In this study, the two main reasons mentioned by most respondents who undergone induced abortion was to finish their education and fear of parents' reactions. These results concur with findings from a study conducted in Ethiopia [13, 22]. This observation may be attributable to the restive laws on unwanted pregnancy among female students, which lead to termination from the education system [5, 6]. To avoid having their educational aspirations terminated, most female students opt for induced abortion [14, 22]. To reduce the problem of induced abortion because of fear of termination from the education system, it is imperative to have supportive intervention in this setting, which will enroll female students with unwanted pregnancies to continue with their studies after delivery.
Fear of parents' reactions arises from the fact that in most African societies, it is a taboo, and a sign of disrespect to discuss sexual matters with parents. Also, based on religious belief, becoming pregnant before marriage, or induce abortion is seen as an abomination . In this study setting, interventionists of ASRH programs need to integrate religious leaders and parents in the design, and implementation of effective interventions to reduce unwanted pregnancy among adolescent girls in secondary schools. According to Babalola et al. parents’ awareness of their adolescents' social networks contributes to influencing their attitudes about sexual behavior, such as abstinence .
Finally, the most common complication post-abortion mentioned by respondents who had undergone induced abortion was excessive bleeding, followed by abdominal pains.
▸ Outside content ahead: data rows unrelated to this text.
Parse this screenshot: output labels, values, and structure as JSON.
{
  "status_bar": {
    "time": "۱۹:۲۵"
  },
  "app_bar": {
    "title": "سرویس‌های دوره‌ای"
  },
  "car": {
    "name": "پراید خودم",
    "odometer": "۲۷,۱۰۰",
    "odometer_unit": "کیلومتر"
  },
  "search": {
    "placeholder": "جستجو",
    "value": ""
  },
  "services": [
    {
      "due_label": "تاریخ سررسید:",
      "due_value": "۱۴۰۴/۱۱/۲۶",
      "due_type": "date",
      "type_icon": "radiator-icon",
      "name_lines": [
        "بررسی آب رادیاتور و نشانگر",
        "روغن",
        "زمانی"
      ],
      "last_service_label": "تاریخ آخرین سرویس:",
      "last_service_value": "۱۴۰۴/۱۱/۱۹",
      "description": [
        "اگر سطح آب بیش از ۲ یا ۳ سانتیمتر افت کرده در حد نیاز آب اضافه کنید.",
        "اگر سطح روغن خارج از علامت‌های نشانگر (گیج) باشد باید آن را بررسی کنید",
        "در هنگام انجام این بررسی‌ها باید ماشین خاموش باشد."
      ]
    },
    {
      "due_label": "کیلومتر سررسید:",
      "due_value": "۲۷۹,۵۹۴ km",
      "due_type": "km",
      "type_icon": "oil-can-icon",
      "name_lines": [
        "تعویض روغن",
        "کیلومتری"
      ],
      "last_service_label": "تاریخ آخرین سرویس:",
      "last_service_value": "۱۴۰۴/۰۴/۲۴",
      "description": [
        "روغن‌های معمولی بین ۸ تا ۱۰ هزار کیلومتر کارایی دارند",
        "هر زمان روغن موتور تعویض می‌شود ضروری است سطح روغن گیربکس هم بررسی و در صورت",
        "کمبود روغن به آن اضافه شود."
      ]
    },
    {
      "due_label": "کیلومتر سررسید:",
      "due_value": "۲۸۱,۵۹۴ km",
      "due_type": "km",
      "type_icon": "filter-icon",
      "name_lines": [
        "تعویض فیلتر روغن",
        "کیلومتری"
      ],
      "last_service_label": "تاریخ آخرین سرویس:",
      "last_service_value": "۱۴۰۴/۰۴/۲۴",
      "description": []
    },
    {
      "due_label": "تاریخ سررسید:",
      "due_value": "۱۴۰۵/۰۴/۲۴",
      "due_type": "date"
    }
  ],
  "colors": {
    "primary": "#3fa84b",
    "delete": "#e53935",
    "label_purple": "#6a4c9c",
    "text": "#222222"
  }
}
This observation corroborates with the high proportion of respondents in the current study who mention excessive bleeding among the leading complication associated with induced abortion. This finding concurs with results from studies conducted in different settings in Africa [10, 11, 19, 20, 22]. It is a well documented in the peer-reviewed literature regarding induced abortion, that excessive bleeding is the main cause of both morbidity and mortality, which impact on the health of adolescent girls with unwanted pregnancies worldwide [1, 2, 8].
The study limitations that should be taken into consideration include the following.
First, this is cross-sectional study design, hence it is unable to demonstrate the causal-effect relationships reported in this study. Second, the generalizability of the study findings is limited to the study setting only. Third, the study respondents were asked very sensitive issues such as their practices of induced abortion, which is illegal in Tanzania hence the possibility of response bias can not be excluded and may influence the low proportion of induced abortion reported in this study. Finally, the validity of the study findings may be affected by the moderate internal reliability of the scales used to assess the level of knowledge (α = .61) and attitude (α = .62) towards induced abortion.